His films are all light dramas with plenty of comedic elements, and generally feature intelligent and attractive twenty-somethings attempting to negociate what comprises a social life. On paper this makes them seem pretty generic, but there's an old-fashioned formality to his movies, especially in the dialogue, that seperates him out from other filmmakers covering similar territory. He's kind of like Woody Allen meets John Hughes meets F. Scott Fitzgerald.
Stillman's first film was 1989's Metropolitan, which is set during the New York debutante season over the Christmas holidays. In Stillman's mind, the film is set in the late '60s, but he didn't have the budget to make a period film so certain exterior shots give the time period away.

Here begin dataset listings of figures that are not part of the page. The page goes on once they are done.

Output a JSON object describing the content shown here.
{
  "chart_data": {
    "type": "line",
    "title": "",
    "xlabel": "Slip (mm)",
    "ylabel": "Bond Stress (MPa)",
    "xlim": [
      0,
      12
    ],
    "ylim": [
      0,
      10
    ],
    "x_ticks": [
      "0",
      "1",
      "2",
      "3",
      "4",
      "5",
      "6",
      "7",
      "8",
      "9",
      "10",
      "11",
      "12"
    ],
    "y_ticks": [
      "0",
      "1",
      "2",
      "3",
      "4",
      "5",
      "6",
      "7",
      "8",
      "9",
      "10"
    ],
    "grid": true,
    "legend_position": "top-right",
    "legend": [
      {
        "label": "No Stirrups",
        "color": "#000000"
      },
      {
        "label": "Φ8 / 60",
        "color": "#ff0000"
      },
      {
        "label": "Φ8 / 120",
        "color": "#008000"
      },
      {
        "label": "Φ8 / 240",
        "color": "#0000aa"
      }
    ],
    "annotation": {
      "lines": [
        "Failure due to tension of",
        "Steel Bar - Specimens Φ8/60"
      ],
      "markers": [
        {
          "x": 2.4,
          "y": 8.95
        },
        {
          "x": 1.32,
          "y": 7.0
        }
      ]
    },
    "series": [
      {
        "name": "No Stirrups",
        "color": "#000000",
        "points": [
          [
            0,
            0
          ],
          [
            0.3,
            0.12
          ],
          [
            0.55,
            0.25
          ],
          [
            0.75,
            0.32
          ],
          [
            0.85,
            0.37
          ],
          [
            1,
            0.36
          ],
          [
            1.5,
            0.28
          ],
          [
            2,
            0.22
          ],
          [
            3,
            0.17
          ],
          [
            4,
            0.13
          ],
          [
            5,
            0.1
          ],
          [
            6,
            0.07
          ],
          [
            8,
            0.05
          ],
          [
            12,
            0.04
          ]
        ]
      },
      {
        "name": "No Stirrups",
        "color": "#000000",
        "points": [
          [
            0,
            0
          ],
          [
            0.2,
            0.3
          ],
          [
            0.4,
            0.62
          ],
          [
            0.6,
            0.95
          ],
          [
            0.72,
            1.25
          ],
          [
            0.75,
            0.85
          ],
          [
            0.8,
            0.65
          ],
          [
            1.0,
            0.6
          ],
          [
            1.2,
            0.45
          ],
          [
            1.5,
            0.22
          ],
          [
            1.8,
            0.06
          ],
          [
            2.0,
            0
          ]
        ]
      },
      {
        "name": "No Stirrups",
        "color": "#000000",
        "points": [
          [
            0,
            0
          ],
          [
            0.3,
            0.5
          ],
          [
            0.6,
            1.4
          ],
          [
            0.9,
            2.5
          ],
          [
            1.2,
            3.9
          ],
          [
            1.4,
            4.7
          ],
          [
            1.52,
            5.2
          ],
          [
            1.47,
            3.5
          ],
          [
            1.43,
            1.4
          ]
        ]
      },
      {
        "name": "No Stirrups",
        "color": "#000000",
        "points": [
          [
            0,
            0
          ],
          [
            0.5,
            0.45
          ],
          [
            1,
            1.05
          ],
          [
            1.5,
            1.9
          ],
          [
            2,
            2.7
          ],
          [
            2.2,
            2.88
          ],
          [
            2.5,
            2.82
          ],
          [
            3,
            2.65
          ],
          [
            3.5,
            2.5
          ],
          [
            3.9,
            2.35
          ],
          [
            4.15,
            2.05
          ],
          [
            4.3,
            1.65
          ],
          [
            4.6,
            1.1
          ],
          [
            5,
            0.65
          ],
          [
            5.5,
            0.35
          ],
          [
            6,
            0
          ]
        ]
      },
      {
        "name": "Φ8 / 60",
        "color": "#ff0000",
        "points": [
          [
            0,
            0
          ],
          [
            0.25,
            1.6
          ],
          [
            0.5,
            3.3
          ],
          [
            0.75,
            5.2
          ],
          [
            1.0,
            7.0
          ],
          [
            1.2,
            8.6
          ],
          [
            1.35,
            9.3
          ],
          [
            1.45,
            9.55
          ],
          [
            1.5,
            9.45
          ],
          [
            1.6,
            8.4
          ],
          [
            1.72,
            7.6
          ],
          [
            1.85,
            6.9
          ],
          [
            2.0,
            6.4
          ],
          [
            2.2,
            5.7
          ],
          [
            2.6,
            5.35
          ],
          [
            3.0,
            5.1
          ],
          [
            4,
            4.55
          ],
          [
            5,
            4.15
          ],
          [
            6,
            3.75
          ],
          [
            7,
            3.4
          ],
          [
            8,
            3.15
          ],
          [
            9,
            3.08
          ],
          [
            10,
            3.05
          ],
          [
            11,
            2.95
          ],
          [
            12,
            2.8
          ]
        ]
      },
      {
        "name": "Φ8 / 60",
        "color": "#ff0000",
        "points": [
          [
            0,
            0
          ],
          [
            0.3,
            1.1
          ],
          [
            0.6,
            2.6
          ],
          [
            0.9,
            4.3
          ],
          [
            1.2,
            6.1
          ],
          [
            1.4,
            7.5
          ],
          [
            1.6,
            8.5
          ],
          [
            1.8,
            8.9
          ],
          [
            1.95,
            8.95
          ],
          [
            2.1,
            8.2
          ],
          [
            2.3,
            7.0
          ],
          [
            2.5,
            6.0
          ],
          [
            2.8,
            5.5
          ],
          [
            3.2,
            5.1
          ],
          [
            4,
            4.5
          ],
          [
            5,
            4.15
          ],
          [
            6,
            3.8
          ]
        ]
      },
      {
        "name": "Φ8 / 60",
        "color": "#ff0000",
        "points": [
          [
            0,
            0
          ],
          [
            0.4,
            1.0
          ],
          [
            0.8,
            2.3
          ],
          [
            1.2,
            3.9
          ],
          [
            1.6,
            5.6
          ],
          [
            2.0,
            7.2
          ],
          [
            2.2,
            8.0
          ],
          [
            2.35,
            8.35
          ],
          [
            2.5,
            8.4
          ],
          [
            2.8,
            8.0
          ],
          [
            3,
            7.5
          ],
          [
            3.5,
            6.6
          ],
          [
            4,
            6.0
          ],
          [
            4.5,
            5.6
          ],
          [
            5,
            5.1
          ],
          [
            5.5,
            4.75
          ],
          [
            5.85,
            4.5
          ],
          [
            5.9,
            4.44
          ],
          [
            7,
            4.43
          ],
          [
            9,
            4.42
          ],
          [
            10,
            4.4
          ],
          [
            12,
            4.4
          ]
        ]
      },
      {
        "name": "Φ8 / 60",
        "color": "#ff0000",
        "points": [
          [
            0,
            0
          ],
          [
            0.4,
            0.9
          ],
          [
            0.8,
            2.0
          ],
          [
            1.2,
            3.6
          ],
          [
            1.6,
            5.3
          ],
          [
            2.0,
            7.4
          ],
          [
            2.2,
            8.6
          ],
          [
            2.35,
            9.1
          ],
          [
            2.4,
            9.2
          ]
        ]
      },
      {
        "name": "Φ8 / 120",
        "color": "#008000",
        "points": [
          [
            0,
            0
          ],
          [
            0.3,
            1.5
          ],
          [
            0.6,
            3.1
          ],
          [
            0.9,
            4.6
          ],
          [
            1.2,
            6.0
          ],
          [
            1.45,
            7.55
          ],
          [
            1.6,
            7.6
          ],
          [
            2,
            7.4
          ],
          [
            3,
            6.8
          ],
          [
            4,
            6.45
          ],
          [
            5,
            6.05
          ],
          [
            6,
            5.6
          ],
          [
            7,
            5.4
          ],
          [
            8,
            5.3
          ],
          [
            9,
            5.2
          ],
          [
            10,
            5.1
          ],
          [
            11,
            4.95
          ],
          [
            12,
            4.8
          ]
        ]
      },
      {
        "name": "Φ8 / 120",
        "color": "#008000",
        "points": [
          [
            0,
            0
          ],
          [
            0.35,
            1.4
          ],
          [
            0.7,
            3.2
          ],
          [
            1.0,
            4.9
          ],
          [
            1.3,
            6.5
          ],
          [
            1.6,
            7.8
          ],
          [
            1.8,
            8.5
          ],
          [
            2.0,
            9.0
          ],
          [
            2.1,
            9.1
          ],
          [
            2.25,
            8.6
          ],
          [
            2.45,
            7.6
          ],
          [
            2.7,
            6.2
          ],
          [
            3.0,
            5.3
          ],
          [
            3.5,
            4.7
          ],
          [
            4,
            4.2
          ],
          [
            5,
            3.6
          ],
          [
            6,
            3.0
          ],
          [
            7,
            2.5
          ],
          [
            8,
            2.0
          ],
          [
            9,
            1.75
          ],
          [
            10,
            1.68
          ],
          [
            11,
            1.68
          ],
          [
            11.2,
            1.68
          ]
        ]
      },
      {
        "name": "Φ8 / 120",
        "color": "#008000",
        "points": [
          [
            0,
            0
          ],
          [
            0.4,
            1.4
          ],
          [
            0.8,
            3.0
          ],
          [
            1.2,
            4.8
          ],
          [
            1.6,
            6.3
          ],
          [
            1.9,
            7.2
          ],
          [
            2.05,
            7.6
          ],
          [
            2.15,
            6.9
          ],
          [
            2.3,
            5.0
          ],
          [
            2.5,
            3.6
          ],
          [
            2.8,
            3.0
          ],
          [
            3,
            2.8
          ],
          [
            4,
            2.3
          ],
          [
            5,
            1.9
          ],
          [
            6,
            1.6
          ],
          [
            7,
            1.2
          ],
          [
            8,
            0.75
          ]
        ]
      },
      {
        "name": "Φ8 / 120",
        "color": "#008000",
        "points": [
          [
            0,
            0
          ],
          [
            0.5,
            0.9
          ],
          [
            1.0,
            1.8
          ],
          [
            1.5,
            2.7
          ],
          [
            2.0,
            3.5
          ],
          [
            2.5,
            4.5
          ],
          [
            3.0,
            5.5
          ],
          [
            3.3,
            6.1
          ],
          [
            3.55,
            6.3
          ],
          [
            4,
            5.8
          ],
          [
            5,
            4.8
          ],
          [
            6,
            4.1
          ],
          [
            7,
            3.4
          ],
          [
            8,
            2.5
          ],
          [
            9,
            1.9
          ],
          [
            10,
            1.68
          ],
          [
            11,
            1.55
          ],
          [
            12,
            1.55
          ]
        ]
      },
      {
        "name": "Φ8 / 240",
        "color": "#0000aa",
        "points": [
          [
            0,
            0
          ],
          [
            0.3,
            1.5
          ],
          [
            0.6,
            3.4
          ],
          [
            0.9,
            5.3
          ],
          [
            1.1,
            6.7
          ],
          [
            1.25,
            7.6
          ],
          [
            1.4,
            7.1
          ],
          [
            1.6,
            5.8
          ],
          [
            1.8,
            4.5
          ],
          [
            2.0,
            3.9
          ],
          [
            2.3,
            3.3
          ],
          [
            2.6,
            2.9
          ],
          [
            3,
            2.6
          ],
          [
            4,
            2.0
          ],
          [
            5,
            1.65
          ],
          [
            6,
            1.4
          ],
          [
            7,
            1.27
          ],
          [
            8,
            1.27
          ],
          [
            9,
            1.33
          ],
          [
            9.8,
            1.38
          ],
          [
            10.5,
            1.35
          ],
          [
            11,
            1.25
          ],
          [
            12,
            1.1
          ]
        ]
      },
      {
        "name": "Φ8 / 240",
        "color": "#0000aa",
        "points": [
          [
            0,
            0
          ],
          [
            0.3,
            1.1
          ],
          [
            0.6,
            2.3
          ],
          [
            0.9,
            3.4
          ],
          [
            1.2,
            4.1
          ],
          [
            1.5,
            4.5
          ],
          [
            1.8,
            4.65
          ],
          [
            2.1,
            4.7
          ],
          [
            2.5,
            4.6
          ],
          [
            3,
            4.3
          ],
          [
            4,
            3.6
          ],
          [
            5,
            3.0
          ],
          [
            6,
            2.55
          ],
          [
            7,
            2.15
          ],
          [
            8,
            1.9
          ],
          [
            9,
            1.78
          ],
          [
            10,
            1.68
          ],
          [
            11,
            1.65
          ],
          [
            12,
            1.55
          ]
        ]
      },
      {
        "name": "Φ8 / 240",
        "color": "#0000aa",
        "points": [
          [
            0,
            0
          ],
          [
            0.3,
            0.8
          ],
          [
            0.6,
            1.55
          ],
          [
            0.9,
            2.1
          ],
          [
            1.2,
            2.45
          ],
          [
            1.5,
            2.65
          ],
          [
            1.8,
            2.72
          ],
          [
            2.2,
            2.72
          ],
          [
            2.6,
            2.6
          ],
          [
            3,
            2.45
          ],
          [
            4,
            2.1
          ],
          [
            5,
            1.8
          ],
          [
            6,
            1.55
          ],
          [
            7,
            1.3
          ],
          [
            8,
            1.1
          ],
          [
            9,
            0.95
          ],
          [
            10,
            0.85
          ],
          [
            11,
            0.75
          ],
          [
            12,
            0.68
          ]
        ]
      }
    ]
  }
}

But for the most part, it's easy to imagine it being the '60s. It tells the story of a middle class Ivy League student who gets drafted into a group of charming young well-to-do New Yorkers. It's mostly set at debutante ball after parties in fancy New York apartments and it is simply wonderful.
His follow-up, 1994's Barcelona, is a tad more political, and concerns two young men living in the titular city and contending with anti-American sentiment while romancing the local lovelies.